Former Sudanese child soldier to speak at Rotary peace symposium
Emmanuel Jal, former Sudanese child soldier turned advocate for international peace, will speak at the Rotary World Peace Symposium in May. Photo courtesy of Greater Talent Network
Emmanuel Jal has an extraordinary story to tell. A former child soldier in Sudan, Jal is now a hip-hop artist, author, and actor, as well as a spokesperson for Amnesty International and Oxfam. He also has worked on behalf of Save the Children, UNICEF, the World Food Programme, and Christian Aid.
“I believe I have survived for a reason: to tell my story and touch lives,” Jal says. “If I testify, I might prevent another kid from losing his childhood.”
Jal will share his experiences as a featured speaker at the Rotary World Peace Symposium in Bangkok, Thailand. The symposium, together with the Rotary Alumni Celebration, will be held 3-5 May, immediately preceding the 2012 RI Convention. The symposium will offer current and former Rotary Peace Fellows, other Rotary Foundation alumni, and Rotarians an opportunity to hear about the latest developments in peace and conflict resolution and to learn practical skills from experts in the field.
This year marks the 10th anniversary of the Rotary Centers for International Studies in peace and conflict resolution. The seven centers, located at universities around the world, offer future world and community leaders the opportunity to pursue a master’s degree or professional development certificate in international studies, conflict resolution, or a related area. Of the more than 600 peace fellow alumni, about 62 percent now work for governments, nongovernmental organizations, or multilateral organizations like the United Nations and World Bank.
Among the alumni is Josephus Tenga, who shares Jal’s great hope for lasting peace in the world. In 1999, Tenga and his family fled for their lives during the civil war in Sierra Leone.
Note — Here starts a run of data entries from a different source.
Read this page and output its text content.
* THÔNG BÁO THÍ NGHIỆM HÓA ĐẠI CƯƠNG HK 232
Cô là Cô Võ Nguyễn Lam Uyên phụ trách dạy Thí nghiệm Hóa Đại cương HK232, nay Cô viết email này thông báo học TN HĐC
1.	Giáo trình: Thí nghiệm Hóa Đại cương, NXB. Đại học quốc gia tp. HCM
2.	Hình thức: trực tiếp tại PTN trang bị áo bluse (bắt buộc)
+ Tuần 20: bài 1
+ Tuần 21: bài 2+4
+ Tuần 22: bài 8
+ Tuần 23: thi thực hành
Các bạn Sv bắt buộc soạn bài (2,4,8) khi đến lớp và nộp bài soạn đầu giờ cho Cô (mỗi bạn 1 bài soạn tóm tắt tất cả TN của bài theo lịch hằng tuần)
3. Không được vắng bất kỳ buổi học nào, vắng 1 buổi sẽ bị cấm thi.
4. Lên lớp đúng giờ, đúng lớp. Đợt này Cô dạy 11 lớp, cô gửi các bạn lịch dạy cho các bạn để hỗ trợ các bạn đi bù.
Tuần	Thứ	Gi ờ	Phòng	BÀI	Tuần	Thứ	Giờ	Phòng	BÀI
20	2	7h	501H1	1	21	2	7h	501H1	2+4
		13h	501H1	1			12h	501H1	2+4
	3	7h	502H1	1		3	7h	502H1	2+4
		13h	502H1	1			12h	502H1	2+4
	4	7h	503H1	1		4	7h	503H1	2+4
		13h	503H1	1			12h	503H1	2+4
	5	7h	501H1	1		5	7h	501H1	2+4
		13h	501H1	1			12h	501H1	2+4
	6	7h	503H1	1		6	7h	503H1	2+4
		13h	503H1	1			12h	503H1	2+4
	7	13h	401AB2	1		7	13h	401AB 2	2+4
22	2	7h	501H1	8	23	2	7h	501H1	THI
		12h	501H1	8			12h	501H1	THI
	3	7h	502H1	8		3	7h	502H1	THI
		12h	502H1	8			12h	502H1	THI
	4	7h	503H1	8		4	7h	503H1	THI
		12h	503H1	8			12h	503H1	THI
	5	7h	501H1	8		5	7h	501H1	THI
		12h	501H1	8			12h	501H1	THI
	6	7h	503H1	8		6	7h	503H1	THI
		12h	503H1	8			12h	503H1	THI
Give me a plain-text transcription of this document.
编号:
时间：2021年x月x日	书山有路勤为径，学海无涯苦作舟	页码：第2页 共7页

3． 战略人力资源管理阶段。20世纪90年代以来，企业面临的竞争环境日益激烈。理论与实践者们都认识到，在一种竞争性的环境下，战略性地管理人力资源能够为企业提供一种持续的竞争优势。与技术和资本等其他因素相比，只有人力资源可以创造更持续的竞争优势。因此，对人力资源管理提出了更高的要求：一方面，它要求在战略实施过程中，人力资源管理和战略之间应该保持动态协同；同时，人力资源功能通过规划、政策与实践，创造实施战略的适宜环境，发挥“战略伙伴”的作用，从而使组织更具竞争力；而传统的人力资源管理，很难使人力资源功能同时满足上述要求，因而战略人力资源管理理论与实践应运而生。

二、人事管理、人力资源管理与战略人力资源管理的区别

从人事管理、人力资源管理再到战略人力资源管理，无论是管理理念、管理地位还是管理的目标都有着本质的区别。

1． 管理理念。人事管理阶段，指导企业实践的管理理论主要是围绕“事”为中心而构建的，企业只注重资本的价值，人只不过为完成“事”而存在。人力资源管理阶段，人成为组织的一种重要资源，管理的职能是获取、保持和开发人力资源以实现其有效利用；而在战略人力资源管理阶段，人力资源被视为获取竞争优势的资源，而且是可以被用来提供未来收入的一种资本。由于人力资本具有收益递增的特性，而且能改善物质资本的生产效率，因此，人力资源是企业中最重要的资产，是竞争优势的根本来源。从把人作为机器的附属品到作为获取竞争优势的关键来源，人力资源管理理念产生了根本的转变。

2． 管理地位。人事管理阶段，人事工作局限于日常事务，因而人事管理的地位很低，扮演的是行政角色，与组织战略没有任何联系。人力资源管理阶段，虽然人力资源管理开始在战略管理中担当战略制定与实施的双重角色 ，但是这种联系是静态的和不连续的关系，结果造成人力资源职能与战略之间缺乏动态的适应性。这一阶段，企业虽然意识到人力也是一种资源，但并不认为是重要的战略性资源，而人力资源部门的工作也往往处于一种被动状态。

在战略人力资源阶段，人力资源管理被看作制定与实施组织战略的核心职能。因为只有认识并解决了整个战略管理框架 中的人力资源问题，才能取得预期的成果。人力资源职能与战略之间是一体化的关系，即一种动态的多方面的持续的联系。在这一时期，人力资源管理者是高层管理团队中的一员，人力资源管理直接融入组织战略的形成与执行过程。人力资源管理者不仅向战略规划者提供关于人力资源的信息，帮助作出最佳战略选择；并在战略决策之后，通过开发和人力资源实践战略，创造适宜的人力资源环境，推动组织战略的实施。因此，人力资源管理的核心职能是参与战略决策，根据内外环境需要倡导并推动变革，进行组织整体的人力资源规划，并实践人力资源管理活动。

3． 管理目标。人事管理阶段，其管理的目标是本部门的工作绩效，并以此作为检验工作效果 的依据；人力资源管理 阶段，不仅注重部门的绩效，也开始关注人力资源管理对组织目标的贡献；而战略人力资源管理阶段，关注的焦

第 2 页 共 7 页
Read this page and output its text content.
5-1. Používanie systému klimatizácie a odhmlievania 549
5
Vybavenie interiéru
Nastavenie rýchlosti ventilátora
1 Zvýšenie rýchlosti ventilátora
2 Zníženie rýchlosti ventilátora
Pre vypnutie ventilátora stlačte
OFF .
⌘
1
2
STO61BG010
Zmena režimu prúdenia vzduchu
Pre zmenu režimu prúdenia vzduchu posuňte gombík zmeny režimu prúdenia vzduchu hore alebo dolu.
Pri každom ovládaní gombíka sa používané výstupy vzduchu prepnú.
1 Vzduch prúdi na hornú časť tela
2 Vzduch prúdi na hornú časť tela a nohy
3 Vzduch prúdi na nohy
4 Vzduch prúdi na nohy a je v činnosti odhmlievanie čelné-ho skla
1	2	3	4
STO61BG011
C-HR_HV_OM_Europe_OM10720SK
Later, at the urging of a Canadian Rotarian who heard him speak about the experience, Tenga applied to become a Rotary Peace Fellow. He studied at the peace center at Duke University and the University of North Carolina at Chapel Hill, in North Carolina, USA, in 2004-06.
Tenga has served as technical adviser to Sudan’s Disarmament, Demobilization, and Reintegration Commission, which helped pave the way for the establishment, last July, of the Republic of South Sudan.
“Violence . . . is an industry,” he says. “People are making money off it, and we cannot ignore it.”